The Journal said its total average weekly circulation was 114,013 when “branded editions” are included, which would include its free ProjoExpress publication. The Audit Bureau changed its rules in 2011 to count those.
The Projo’s print circulation on Sundays - the most lucrative edition of the week for most papers – totaled 122,279 copies, a drop of 8,380 since the March 2011 report. Saturday circulation fell by 7,676 copies, from 116,811 to 109,135.
ProvidenceJournal.com had 868,693 unique visitors as of March 31, down from 1.2 million for the old Projo.com in the six months ended Sept. 30, the Audit Bureau said. That echoes other estimates showing traffic down by about a third.
A.H. Belo awarded CEO Robert Decherd $1.6 million last year, down 14% from $1.9 million in 2010, and up 222% from $499,180 in 2009, the filing said.
Decherd’s pay included a $480,000 salary, $899,997 in stock awards, a $168,474 cash bonus and $61,441 in other benefits. Decherd’s salary rose to $600,000 a year effective this month, a separate filing said.
The Dallas-based company awarded Executive Vice President James Moroney $1.1 million in 2011, down from $1.3 million in 2010; Chief Financial Officer Alison Engel $626,091, down from $800,001; Senior Vice President Daniel Blizzard $424,991, down from $575,000; and departing executive John McKeon $891,788, down from $1.3 million. The first three executives’ base salaries also increased this month.
A.H. Belo posted a net loss of $10.9 million in 2011, compared with a net loss of $124.2 million in 2010, as revenue fell 5% to $461.5 million. The company’s stock is down almost 3% this year based on Tuesday’s closing price of $4.62 a share, after declining 45% in 2011.
• Related: Projo parent AH Belo’s board awards big raises to top bosses (March 20)
If you’re like me, you may be having a little trouble keeping straight all the twists and turns of the scandal engulfing the Institute for International Sport.
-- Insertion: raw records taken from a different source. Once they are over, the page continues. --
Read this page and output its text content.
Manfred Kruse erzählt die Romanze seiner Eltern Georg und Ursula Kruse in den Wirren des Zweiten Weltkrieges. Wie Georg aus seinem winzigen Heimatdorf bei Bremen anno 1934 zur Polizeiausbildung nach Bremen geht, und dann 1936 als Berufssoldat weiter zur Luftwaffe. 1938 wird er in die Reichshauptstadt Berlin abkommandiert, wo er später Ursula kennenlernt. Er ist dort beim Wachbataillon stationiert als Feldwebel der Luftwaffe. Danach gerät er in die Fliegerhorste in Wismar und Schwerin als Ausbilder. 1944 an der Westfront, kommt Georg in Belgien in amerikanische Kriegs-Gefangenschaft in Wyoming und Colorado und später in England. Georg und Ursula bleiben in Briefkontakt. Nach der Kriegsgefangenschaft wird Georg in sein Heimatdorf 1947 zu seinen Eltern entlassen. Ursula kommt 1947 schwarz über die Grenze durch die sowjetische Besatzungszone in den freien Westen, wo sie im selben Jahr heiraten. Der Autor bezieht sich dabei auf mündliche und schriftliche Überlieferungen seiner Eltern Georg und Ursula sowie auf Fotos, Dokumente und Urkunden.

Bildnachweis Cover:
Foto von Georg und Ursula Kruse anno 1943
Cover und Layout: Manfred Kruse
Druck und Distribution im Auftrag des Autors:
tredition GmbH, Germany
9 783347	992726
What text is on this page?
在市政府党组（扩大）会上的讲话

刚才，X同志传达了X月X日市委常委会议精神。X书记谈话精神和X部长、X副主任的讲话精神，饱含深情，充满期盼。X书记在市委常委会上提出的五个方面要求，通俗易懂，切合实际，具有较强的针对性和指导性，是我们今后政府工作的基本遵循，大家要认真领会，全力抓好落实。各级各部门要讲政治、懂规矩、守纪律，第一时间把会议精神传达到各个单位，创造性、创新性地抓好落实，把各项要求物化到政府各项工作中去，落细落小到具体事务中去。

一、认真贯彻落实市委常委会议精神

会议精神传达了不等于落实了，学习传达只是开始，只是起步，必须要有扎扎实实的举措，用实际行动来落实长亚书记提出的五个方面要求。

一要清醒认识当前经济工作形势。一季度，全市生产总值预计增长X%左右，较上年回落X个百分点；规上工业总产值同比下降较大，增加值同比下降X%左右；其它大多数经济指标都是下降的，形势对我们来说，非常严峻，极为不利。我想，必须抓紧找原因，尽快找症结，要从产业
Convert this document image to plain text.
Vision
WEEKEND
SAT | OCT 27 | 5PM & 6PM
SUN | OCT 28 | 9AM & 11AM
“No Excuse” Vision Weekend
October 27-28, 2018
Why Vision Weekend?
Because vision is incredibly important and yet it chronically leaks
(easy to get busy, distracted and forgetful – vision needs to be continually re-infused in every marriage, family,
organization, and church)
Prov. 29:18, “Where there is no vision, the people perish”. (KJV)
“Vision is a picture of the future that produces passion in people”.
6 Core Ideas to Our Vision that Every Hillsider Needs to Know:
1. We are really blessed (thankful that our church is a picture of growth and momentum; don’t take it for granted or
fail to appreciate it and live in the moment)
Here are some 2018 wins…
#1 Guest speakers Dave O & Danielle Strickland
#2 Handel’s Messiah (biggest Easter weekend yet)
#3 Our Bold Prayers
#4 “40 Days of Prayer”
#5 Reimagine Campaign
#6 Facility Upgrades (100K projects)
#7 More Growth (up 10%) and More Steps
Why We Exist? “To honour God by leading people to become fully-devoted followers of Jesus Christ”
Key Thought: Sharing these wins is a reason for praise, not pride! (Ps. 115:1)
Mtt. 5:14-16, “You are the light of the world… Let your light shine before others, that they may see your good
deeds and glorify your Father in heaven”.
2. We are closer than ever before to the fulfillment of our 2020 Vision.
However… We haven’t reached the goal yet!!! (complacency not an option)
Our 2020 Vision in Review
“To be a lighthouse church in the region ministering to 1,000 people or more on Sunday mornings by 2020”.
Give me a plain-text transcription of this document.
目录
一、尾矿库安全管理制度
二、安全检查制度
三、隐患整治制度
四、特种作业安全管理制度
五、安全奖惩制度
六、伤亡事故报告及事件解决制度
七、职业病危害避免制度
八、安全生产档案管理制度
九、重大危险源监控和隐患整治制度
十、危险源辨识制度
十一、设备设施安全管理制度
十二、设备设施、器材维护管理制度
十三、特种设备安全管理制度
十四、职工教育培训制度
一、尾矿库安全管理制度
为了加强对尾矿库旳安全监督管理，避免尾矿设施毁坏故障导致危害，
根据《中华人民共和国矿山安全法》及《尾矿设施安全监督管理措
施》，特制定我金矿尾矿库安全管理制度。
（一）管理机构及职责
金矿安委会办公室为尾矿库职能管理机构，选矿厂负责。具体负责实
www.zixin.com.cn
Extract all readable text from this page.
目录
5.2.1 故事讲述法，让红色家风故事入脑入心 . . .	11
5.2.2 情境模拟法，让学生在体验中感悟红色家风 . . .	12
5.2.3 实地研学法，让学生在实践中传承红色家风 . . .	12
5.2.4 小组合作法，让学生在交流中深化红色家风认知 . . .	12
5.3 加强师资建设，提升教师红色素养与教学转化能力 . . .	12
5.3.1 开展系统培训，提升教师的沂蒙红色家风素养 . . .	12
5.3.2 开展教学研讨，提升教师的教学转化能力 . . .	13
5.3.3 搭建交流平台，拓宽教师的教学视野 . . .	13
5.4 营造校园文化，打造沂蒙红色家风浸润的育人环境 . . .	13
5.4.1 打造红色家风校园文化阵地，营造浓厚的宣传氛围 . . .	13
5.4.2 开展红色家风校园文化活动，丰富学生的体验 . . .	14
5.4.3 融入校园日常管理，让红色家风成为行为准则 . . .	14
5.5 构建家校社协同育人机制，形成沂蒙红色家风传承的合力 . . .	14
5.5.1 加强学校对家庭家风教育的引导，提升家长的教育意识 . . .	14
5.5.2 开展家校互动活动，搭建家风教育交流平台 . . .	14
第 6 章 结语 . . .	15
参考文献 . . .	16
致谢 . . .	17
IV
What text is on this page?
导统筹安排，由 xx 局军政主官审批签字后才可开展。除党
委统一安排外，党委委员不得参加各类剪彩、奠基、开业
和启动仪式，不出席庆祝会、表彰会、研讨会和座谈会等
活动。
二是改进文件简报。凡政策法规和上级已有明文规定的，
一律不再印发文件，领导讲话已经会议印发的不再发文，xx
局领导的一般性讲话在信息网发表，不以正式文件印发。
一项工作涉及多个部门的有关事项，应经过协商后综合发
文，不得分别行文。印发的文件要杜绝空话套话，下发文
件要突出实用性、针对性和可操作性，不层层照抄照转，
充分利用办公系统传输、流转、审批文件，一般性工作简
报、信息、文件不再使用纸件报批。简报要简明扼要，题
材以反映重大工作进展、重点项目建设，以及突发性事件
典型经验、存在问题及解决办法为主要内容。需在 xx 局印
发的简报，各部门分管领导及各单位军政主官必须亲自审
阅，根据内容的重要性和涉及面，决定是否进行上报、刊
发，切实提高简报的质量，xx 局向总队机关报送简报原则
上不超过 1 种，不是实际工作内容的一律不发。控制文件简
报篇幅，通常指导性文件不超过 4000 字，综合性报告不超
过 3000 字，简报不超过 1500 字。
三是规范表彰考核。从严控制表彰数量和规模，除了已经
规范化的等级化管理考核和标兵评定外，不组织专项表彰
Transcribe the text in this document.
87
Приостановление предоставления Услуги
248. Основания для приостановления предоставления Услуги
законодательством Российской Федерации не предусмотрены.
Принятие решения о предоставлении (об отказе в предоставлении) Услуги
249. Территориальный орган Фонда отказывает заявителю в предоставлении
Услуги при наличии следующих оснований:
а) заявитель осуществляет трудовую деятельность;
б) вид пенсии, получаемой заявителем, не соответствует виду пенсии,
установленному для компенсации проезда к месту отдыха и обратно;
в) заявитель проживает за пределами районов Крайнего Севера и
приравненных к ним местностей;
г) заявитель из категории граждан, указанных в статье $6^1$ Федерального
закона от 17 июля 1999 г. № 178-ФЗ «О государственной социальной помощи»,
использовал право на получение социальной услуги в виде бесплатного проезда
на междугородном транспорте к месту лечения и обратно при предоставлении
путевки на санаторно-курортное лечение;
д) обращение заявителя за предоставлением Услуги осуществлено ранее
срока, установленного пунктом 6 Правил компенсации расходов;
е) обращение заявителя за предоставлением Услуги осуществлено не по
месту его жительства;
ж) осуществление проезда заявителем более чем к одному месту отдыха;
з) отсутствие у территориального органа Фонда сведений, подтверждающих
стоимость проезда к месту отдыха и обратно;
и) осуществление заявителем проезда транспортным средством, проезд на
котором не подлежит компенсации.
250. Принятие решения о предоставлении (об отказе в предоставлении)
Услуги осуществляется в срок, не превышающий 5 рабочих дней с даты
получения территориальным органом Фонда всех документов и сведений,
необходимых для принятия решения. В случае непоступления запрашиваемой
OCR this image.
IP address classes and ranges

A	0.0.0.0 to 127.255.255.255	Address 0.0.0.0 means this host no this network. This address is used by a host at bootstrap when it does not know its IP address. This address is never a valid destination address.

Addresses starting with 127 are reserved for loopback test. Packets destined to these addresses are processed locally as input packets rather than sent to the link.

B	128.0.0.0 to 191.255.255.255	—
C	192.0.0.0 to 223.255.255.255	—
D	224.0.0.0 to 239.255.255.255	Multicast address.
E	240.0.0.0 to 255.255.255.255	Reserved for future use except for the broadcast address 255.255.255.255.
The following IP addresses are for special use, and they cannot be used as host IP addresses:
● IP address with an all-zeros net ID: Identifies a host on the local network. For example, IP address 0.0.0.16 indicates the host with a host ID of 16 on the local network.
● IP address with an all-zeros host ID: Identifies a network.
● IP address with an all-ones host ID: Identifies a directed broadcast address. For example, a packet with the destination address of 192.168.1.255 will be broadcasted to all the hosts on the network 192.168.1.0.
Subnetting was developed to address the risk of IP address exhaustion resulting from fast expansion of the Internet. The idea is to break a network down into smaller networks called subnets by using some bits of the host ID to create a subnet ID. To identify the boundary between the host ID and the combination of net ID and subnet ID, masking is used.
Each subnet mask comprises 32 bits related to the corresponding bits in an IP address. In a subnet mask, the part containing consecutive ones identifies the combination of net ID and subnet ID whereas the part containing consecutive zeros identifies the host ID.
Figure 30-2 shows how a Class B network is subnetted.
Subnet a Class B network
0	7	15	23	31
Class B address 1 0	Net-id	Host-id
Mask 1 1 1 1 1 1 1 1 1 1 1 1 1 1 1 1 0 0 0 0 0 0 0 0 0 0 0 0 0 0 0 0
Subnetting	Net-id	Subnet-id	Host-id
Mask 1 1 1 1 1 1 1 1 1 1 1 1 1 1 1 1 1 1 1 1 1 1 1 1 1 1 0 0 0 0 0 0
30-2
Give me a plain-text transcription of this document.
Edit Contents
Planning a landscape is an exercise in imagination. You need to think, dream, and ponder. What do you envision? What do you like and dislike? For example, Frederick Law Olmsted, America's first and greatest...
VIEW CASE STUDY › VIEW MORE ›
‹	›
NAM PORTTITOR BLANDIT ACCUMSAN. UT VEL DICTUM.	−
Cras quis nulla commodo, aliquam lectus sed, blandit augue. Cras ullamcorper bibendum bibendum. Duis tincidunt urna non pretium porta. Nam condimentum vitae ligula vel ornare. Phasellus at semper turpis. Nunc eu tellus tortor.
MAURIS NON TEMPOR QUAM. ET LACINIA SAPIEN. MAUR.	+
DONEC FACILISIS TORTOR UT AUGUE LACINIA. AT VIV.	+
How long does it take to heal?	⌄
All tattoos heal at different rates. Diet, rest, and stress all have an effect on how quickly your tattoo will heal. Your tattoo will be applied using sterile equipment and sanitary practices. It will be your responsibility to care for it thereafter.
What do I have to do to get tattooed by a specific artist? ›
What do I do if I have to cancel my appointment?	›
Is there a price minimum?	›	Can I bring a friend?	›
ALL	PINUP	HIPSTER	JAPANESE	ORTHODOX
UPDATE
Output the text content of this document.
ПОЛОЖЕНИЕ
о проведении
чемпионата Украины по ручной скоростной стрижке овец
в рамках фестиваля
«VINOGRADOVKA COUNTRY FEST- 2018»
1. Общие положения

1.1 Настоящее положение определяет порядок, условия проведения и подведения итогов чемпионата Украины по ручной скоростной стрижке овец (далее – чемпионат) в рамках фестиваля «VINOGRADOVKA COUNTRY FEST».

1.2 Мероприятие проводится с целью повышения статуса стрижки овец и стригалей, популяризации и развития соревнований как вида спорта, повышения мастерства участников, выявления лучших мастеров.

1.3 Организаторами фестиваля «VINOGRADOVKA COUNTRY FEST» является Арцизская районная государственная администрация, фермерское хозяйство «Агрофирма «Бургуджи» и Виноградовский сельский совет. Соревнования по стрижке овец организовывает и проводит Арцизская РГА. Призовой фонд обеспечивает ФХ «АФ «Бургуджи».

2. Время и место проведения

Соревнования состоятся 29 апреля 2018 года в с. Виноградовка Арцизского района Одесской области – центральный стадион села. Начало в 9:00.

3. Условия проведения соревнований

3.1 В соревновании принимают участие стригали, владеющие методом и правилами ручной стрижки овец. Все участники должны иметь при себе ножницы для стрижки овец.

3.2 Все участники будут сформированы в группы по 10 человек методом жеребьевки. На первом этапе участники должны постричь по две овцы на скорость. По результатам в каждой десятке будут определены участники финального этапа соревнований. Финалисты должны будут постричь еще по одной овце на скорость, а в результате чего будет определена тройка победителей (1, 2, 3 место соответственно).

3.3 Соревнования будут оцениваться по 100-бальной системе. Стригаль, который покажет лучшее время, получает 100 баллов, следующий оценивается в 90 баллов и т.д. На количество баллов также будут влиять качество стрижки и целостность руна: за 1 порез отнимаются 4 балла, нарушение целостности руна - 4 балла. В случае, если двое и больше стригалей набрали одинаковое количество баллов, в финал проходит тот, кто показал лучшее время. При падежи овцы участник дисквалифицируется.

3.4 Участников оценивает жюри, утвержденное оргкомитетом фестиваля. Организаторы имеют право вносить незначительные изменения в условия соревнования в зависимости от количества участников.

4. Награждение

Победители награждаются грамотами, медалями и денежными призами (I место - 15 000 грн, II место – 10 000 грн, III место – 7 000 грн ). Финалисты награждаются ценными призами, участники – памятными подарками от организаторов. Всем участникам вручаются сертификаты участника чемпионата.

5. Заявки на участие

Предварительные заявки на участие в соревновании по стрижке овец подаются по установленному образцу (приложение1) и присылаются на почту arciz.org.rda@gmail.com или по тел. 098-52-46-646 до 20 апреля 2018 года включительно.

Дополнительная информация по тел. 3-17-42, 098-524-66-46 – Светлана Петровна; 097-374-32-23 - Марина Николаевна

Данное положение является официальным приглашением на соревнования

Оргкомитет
I mentioned Wednesday that the Hartford Courant has all its institute stories in one place. A Journal tipster reveals our paper of record now has a special page of its own with direct links to the full print versions of its staff’s institute stories (as opposed to the truncated blog posts), which is great news.
Check it out here - if you scroll down to the “Stories from The Journal” area you can get the institute stories that ran in the paper from Feb. 10 through March 12. This may be a sign of flexibility in Projo management’s back-to-print strategy, as well, though it doesn’t appear Google can spider the eEdition.
Top executives at The Providence Journal’s parent company, A.H. Belo, are getting big pay raises despite a 45% decline in the publisher’s stock price during 2011, the fourth straight year it lost money.
The compensation committee of A.H. Belo’s board of directors awarded the largest increase to CEO Robert Decherd. His annual base salary will jump 25% to $600,000 in April, the Dallas-based company said in an SEC filing. Decherd is chairman of the board.
In addition, A.H. Belo said Dallas Morning News publisher Jim Moroney’s base salary will increase 15.5% to $540,000; Chief Financial Officer Alison Engel’s will increase 8.3% to $325,000; and senior vice president Daniel Blizzard’s will increase 12% to $280,000. Their total compensation for 2011 will be reported later this spring.
John Hill, president of the Providence Newspaper Guild union, said the four executives “should be ashamed of themselves” for taking more money less than a year after laying off and buying out Journal staffers. The paper’s work force fell by a third between 2008 and 2011. The Guild signed a new contract in February 2011.